Thanks to LP Mobile’s technology, LivePerson can give customer service reps the ability to see people’s mobile screens and help them in real time.
And thanks to LivePerson’s sales and marketing, maybe LP Mobile – until the sale known as Look.IO – will be able to make some money.
“We never actually had any revenue,” said Grant Miller, LP Mobile’s co-founder and director of mobility strategy.
The company was giving away the service to its first clients in order to make sure it was working correctly. But there was another issue, too.
“I’m famously terrible at sales,” the 29-year-old Miller acknowledged.
LP Mobile’s five-person team will stay in Venice. LivePerson plans to spend the next few months integrating the mobile functions into its operations, which include serving 9,000 clients such as Microsoft Corp. and Verizon Wireless. LP Mobile, which is working out of offices at startup accelerator Amplify.LA, is looking for new office space.
Alexander said LivePerson will offer pricing based on client needs.
LP Mobile had previously contracted with a handful of local online businesses, giving away its product for free to last-minute hotel booking site Hoteltonight.com and TestMax Inc., an LSAT prep application.
Alexander said he wasn’t concerned that Miller’s company didn’t have paying customers. In fact, it made the purchase even more attractive.
“There’s a little less baggage to deal with,” he said.
Miller’s happy that LivePerson will be bringing LP Mobile to its first paying customers.
“We’re really good at product, creating a cool experience inside of mobile, and they sort of fill in all the gaps for us,” he said. “They’re really good at what we’re bad at, which is sales.”
Here’s how LP Mobile works: A buyer of a mobile app encounters a glitch. The person hits a button in the app and is connected to LP Mobile’s customer service. The representative then guides the customer through the glitch via on-screen texts. The reps can show the customer where to move on the screen. They can even move the cursor, but cannot click themselves or see anything onscreen besides the app. That’s out of concern for privacy, and also due to Apple regulations.
“There was really no good way for customers to connect with the company they were working with over mobile, except a phone call,” Miller said.

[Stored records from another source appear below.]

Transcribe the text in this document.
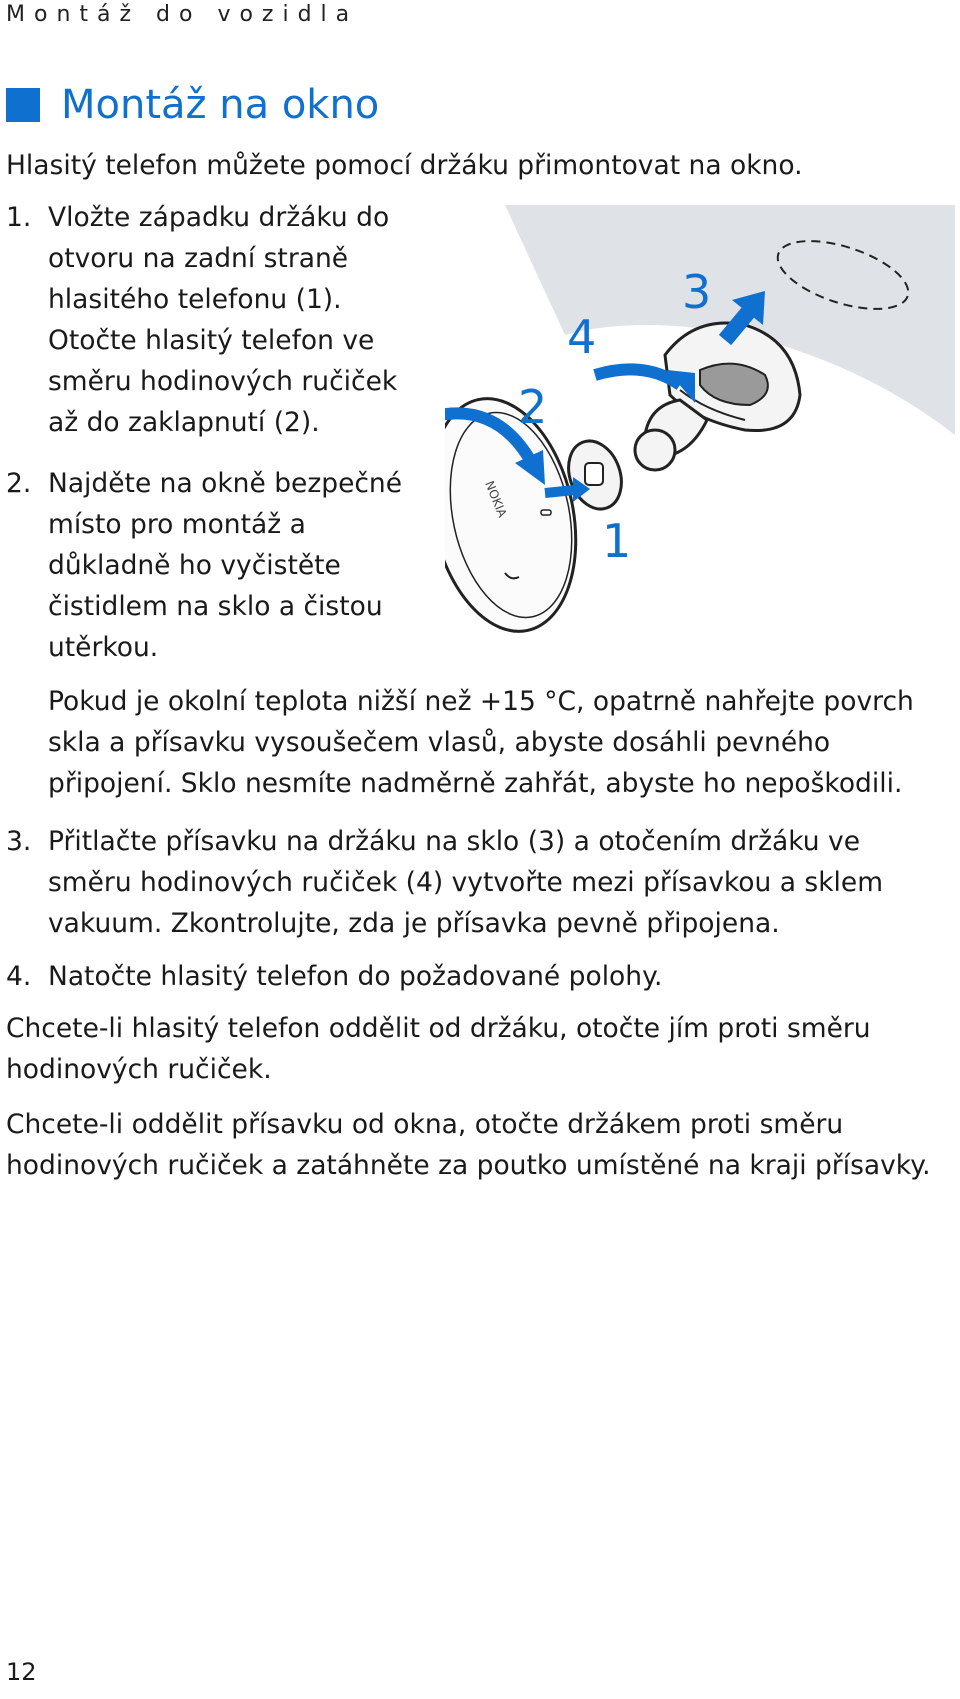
Montáž do vozidla
Montáž na okno

Hlasitý telefon můžete pomocí držáku přimontovat na okno.

1. Vložte západku držáku do otvoru na zadní straně hlasitého telefonu (1). Otočte hlasitý telefon ve směru hodinových ručiček až do zaklapnutí (2).
2. Najděte na okně bezpečné místo pro montáž a důkladně ho vyčistěte čistidlem na sklo a čistou utěrkou.

Pokud je okolní teplota nižší než +15 °C, opatrně nahřejte povrch skla a přísavku vysoušečem vlasů, abyste dosáhli pevného připojení. Sklo nesmíte nadměrně zahřát, abyste ho nepoškodili.

3. Přitlačte přísavku na držáku na sklo (3) a otočením držáku ve směru hodinových ručiček (4) vytvořte mezi přísavkou a sklem vakuum. Zkontrolujte, zda je přísavka pevně připojena.
4. Natočte hlasitý telefon do požadované polohy.

Chcete-li hlasitý telefon oddělit od držáku, otočte jím proti směru hodinových ručiček.

Chcete-li oddělit přísavku od okna, otočte držákem proti směru hodinových ručiček a zatáhněte za poutko umístěné na kraji přísavky.

NOKIA
2
4
3
1
12
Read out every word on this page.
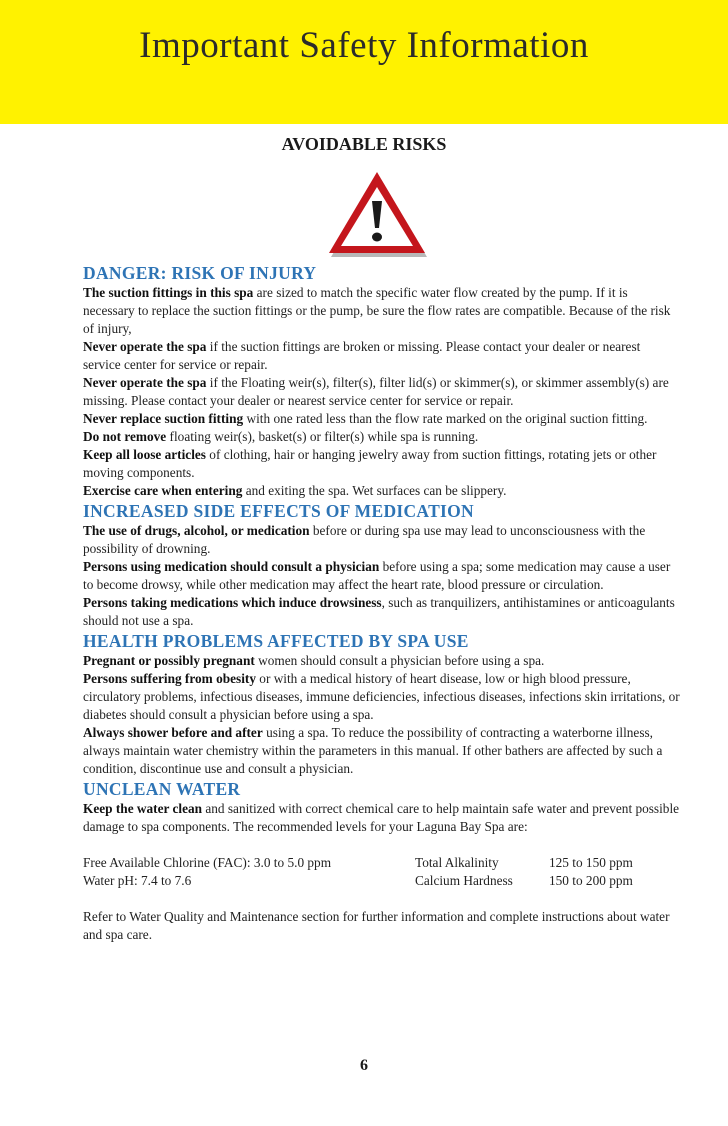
Important Safety Information
AVOIDABLE RISKS
DANGER: RISK OF INJURY

The suction fittings in this spa are sized to match the specific water flow created by the pump. If it is necessary to replace the suction fittings or the pump, be sure the flow rates are compatible. Because of the risk of injury,

Never operate the spa if the suction fittings are broken or missing. Please contact your dealer or nearest service center for service or repair.

Never operate the spa if the Floating weir(s), filter(s), filter lid(s) or skimmer(s), or skimmer assembly(s) are missing. Please contact your dealer or nearest service center for service or repair.

Never replace suction fitting with one rated less than the flow rate marked on the original suction fitting.

Do not remove floating weir(s), basket(s) or filter(s) while spa is running.

Keep all loose articles of clothing, hair or hanging jewelry away from suction fittings, rotating jets or other moving components.

Exercise care when entering and exiting the spa. Wet surfaces can be slippery.

INCREASED SIDE EFFECTS OF MEDICATION

The use of drugs, alcohol, or medication before or during spa use may lead to unconsciousness with the possibility of drowning.

Persons using medication should consult a physician before using a spa; some medication may cause a user to become drowsy, while other medication may affect the heart rate, blood pressure or circulation.

Persons taking medications which induce drowsiness, such as tranquilizers, antihistamines or anticoagulants should not use a spa.

HEALTH PROBLEMS AFFECTED BY SPA USE

Pregnant or possibly pregnant women should consult a physician before using a spa.

Persons suffering from obesity or with a medical history of heart disease, low or high blood pressure, circulatory problems, infectious diseases, immune deficiencies, infectious diseases, infections skin irritations, or diabetes should consult a physician before using a spa.

Always shower before and after using a spa. To reduce the possibility of contracting a waterborne illness, always maintain water chemistry within the parameters in this manual. If other bathers are affected by such a condition, discontinue use and consult a physician.

UNCLEAN WATER

Keep the water clean and sanitized with correct chemical care to help maintain safe water and prevent possible damage to spa components. The recommended levels for your Laguna Bay Spa are:

Free Available Chlorine (FAC): 3.0 to 5.0 ppm	Total Alkalinity	125 to 150 ppm
Water pH: 7.4 to 7.6	Calcium Hardness	150 to 200 ppm

Refer to Water Quality and Maintenance section for further information and complete instructions about water and spa care.

6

The company was co-founded by Miller, Marc Campbell and Joe Toscano, who had worked in startups and mobile development. They used their own money to get started and rented office space in Santa Monica.

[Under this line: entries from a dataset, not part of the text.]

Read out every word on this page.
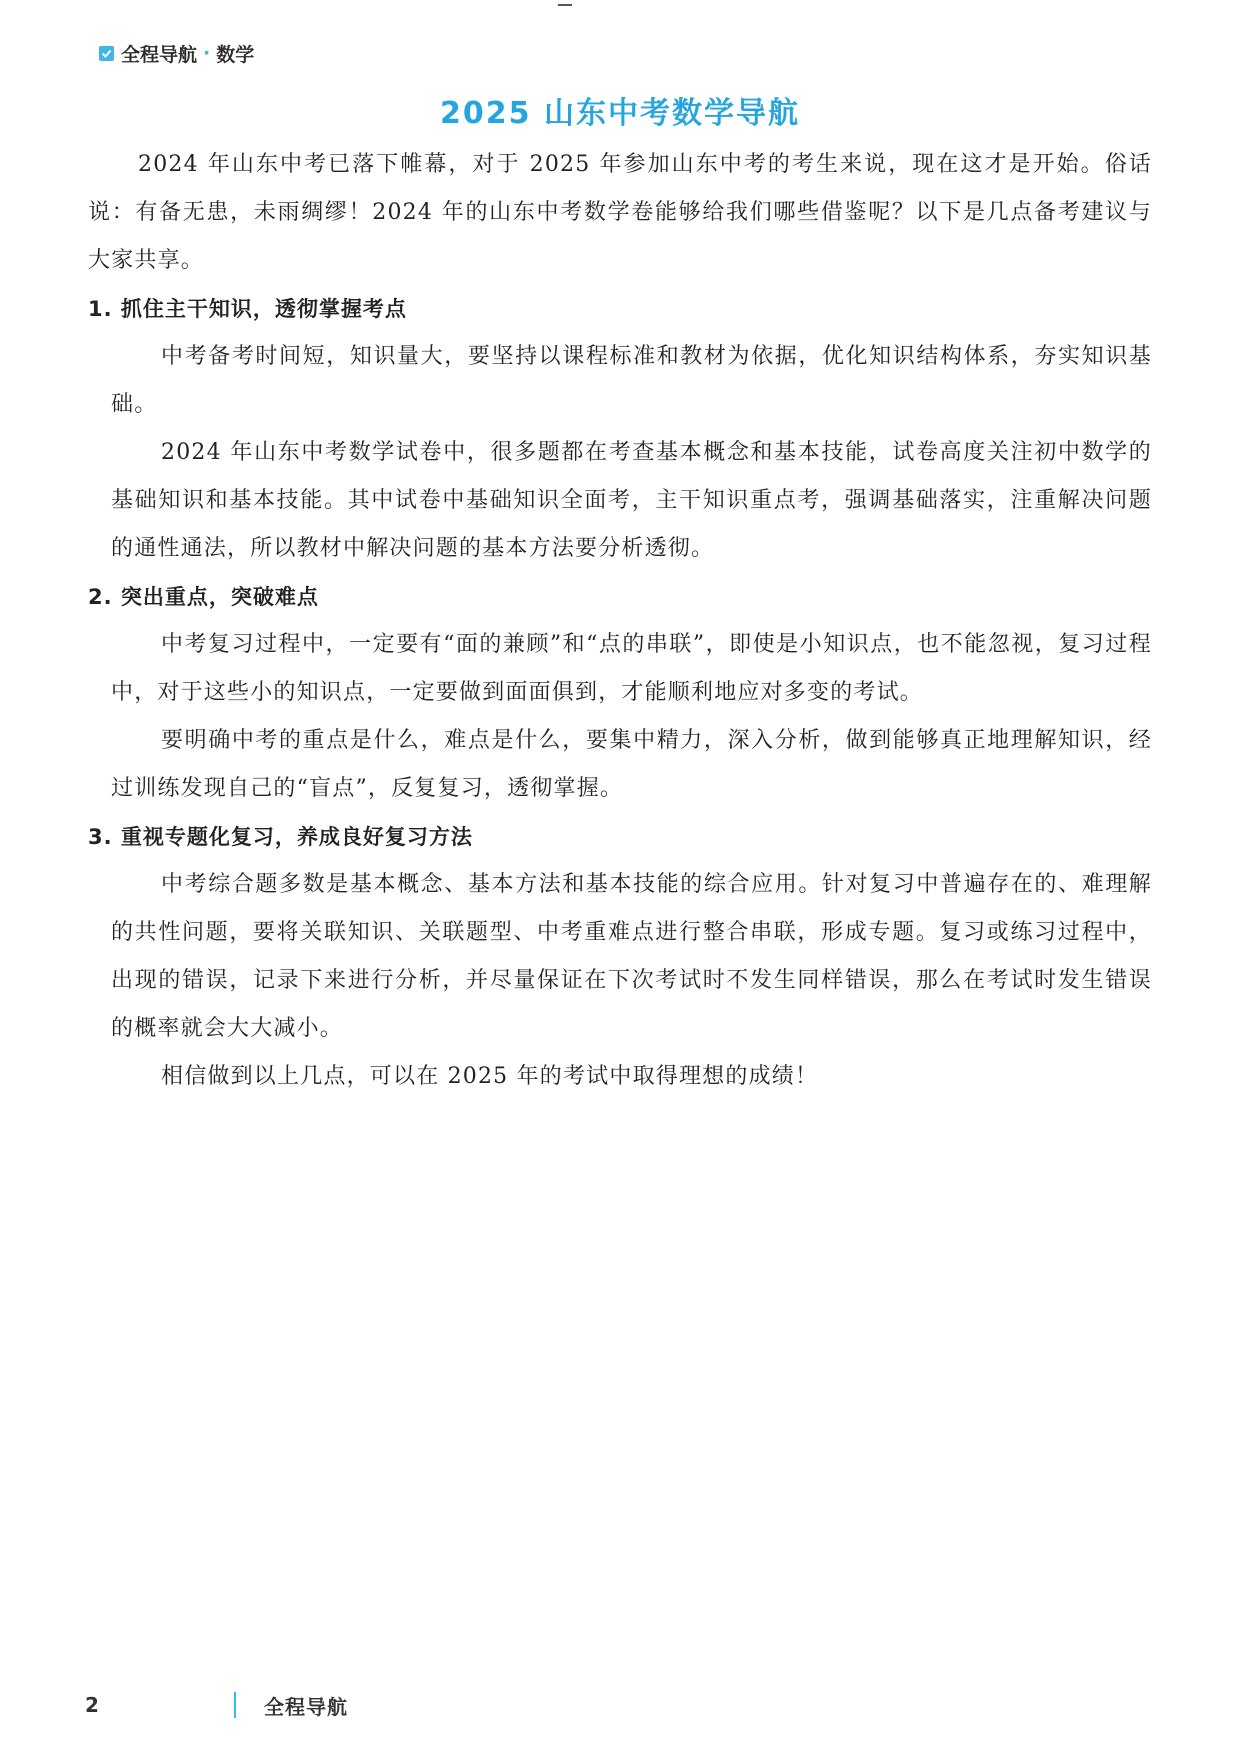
全程导航 · 数学
2025 山东中考数学导航

2024 年山东中考已落下帷幕，对于 2025 年参加山东中考的考生来说，现在这才是开始。俗话说：有备无患，未雨绸缪！2024 年的山东中考数学卷能够给我们哪些借鉴呢？以下是几点备考建议与大家共享。

1. 抓住主干知识，透彻掌握考点

中考备考时间短，知识量大，要坚持以课程标准和教材为依据，优化知识结构体系，夯实知识基础。

2024 年山东中考数学试卷中，很多题都在考查基本概念和基本技能，试卷高度关注初中数学的基础知识和基本技能。其中试卷中基础知识全面考，主干知识重点考，强调基础落实，注重解决问题的通性通法，所以教材中解决问题的基本方法要分析透彻。

2. 突出重点，突破难点

中考复习过程中，一定要有“面的兼顾”和“点的串联”，即使是小知识点，也不能忽视，复习过程中，对于这些小的知识点，一定要做到面面俱到，才能顺利地应对多变的考试。

要明确中考的重点是什么，难点是什么，要集中精力，深入分析，做到能够真正地理解知识，经过训练发现自己的“盲点”，反复复习，透彻掌握。

3. 重视专题化复习，养成良好复习方法

中考综合题多数是基本概念、基本方法和基本技能的综合应用。针对复习中普遍存在的、难理解的共性问题，要将关联知识、关联题型、中考重难点进行整合串联，形成专题。复习或练习过程中，出现的错误，记录下来进行分析，并尽量保证在下次考试时不发生同样错误，那么在考试时发生错误的概率就会大大减小。

相信做到以上几点，可以在 2025 年的考试中取得理想的成绩！

2	全程导航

Campbell, the architect behind product design, said the trio saw that customer service for mobile apps was an area they could explore.
“We tried to find a way to make it easier to get that feedback and see what’s going on in the device,” Campbell said.
The company took first place at the L.A. Startup Weekend competition last summer. The event brought it to the attention of investors and local accelerators. The company received $200,000 in funding from a half-dozen angel investors and in December became startup accelerator Amplify.LA’s first tenant.
Jeff Solomon, managing partner at Amplify.LA, said the company’s mobile innovations initially made it attractive to the accelerator.
“There’s no question that there’s going to be more transactions on mobile,” Solomon said.
Those innovations made the company attractive to LivePerson as well, he said. Instead of having to develop technology from scratch, LivePerson has now filled in that gap. He sees the integration of the two companies as a great fit.
“A lot of times companies buy companies and they’re not sure how they can integrate,” he said.
Josh Hartwell, chief executive at Santa Monica mobile game company Mobile Deluxe, predicts that LP Mobile’s service will inspire copycats, so the company will have to stake out its territory quickly.
“Right now I think they have a head start over their competitors,” Hartwell said. “It’s imperative for them as a new entity to define those new innovations.”
Sina Mobasser, co-founder of Santa Monica’s TestMax, has used LP Mobile’s service for the past year. He said it has helped convince customers to purchase his company’s $1,000 LSAT app. Even though he’s been getting the service for free, he’s ready to become a paying customer now.
“We would easily pay for it,” Mobasser said. “This is the first product of its type to offer live support in an app. Users have never seen anything like it.”